Surely sometime disk drives have to stop evolving? Well, yes and no, they may stop evolving in their current form, but the requirements to store more and more data, and to hold it for longer and longer goes on unabated. Hmmm, what do we do now?
Well, change the form of course. When it comes to storing information, hard drives don’t hold a candle to DNA. Our genetic code packs billions of gigabytes into a single gram. A mere milligram of the molecule could encode the complete text of every book in the British Library and have plenty of room to spare. All of this has been mostly theoretical—until now. In a new study, researchers stored an entire genetics textbook in less than a picogram of DNA—one trillionth of a gram—an advance that could revolutionise our ability to store data.

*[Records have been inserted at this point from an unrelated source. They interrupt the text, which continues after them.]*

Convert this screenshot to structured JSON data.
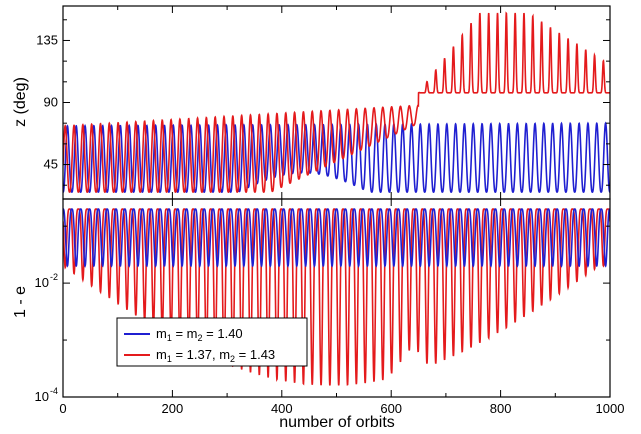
{
  "chart_data": [
    {
      "type": "line",
      "panel": "top",
      "ylabel": "z (deg)",
      "xlim": [
        0,
        1000
      ],
      "ylim": [
        20,
        160
      ],
      "yticks": [
        45,
        90,
        135
      ],
      "ytick_labels": [
        "45",
        "90",
        "135"
      ],
      "xtick_labels": [
        "0",
        "200",
        "400",
        "600",
        "800",
        "1000"
      ],
      "series": [
        {
          "name": "m1 = m2 = 1.40",
          "color": "#1f1fd1",
          "oscillations": 62,
          "description_values": {
            "min": 25,
            "max_start": 73,
            "max_end": 75,
            "peak_near_600": 75
          }
        },
        {
          "name": "m1 = 1.37, m2 = 1.43",
          "color": "#e41a1c",
          "oscillations": 62,
          "description_values": {
            "min_start": 25,
            "max_start": 73,
            "max_at_620": 88,
            "flip_x": 650,
            "max_after_flip": 155,
            "min_after_flip": 95
          }
        }
      ]
    },
    {
      "type": "line",
      "panel": "bottom",
      "ylabel": "1 - e",
      "xlabel": "number of orbits",
      "xlim": [
        0,
        1000
      ],
      "yscale": "log",
      "ylim": [
        0.0001,
        0.3
      ],
      "ytick_labels": [
        {
          "base": "10",
          "exp": "-2"
        },
        {
          "base": "10",
          "exp": "-4"
        }
      ],
      "xticks": [
        0,
        200,
        400,
        600,
        800,
        1000
      ],
      "xtick_labels": [
        "0",
        "200",
        "400",
        "600",
        "800",
        "1000"
      ],
      "series": [
        {
          "name": "m1 = m2 = 1.40",
          "color": "#1f1fd1",
          "description_values": {
            "max": 0.2,
            "min": 0.02
          }
        },
        {
          "name": "m1 = 1.37, m2 = 1.43",
          "color": "#e41a1c",
          "description_values": {
            "max": 0.2,
            "min_deepest": 0.00016,
            "min_deepest_x": 590
          }
        }
      ]
    }
  ],
  "legend": {
    "placement": "bottom-left of lower panel",
    "entries": [
      {
        "parts": [
          [
            "m",
            ""
          ],
          [
            "1",
            "sub"
          ],
          [
            " = m",
            ""
          ],
          [
            "2",
            "sub"
          ],
          [
            " = 1.40",
            ""
          ]
        ],
        "color": "#1f1fd1"
      },
      {
        "parts": [
          [
            "m",
            ""
          ],
          [
            "1",
            "sub"
          ],
          [
            " = 1.37, m",
            ""
          ],
          [
            "2",
            "sub"
          ],
          [
            " = 1.43",
            ""
          ]
        ],
        "color": "#e41a1c"
      }
    ]
  }
}
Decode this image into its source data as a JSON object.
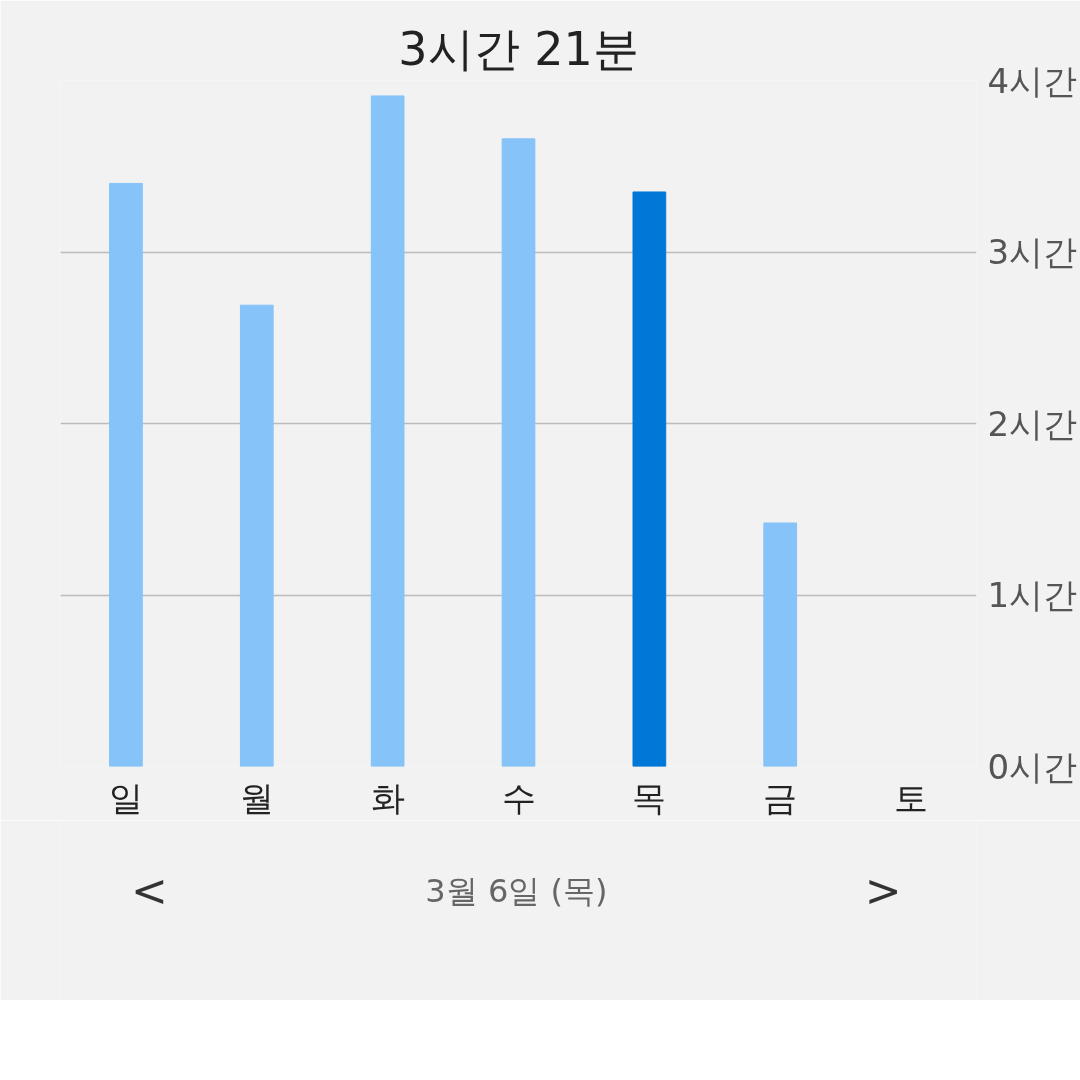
{
  "chart_data": {
    "type": "bar",
    "title": "3시간 21분",
    "categories": [
      "일",
      "월",
      "화",
      "수",
      "목",
      "금",
      "토"
    ],
    "values": [
      3.4,
      2.69,
      3.91,
      3.66,
      3.35,
      1.42,
      null
    ],
    "colors": [
      "#86c3f8",
      "#86c3f8",
      "#86c3f8",
      "#86c3f8",
      "#0078d7",
      "#86c3f8",
      "#86c3f8"
    ],
    "ylim": [
      0,
      4
    ],
    "yticks": [
      {
        "value": 0,
        "label": "0시간"
      },
      {
        "value": 1,
        "label": "1시간"
      },
      {
        "value": 2,
        "label": "2시간"
      },
      {
        "value": 3,
        "label": "3시간"
      },
      {
        "value": 4,
        "label": "4시간"
      }
    ],
    "grid": "y",
    "annotations": [
      "<",
      "3월 6일 (목)",
      ">"
    ]
  }
}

Initially there may seem to be some problems around using DNA to store data; first, cells die—not a good way to lose your valuable information. They also naturally replicate, introducing changes over time that can alter the data (and whilst we accepted this on a floppy disk it’s unthinkable now). To get around this challenge a research team at Harvard created a DNA information-archiving system that uses no cells at all. Instead, an inkjet printer embeds short fragments of chemically synthesised DNA onto the surface of a tiny glass chip. To encode a digital file, researchers divide it into tiny blocks of data and convert these data not into the 1s and 0s of typical digital storage media, but rather into DNA’s four-letter alphabet of As, Cs, Gs, and Ts. Each DNA fragment also contains a digital “barcode” that records its location in the original file. Reading the data requires a DNA sequencer and a computer to reassemble all of the fragments in order and convert them back into digital format. The computer also corrects for errors; each block of data is replicated thousands of times so that any chance glitch can be identified and fixed by comparing it to the other copies.
By using these methods they managed to encode a complete book, just under 6Mb in size onto a single strand of DNA. Now, obviously this comes at a price beyond the reach of customers for now, but at the rate the data storage market moves who knows how we will upgrade our storage capacity in the future; it is estimated that a double DNA strand could encode 10 Exabytes of data or 11,529,215,046,100Mb, that’s quite a lot of floppy disks.
So, now when you hear us data guys talking about “Big Data” and not being scared by the volume element, maybe you’ll understand why.
In a few years time when you need to add an Exabyte or two to your data capacity, don’t worry – I’ve an armful right here.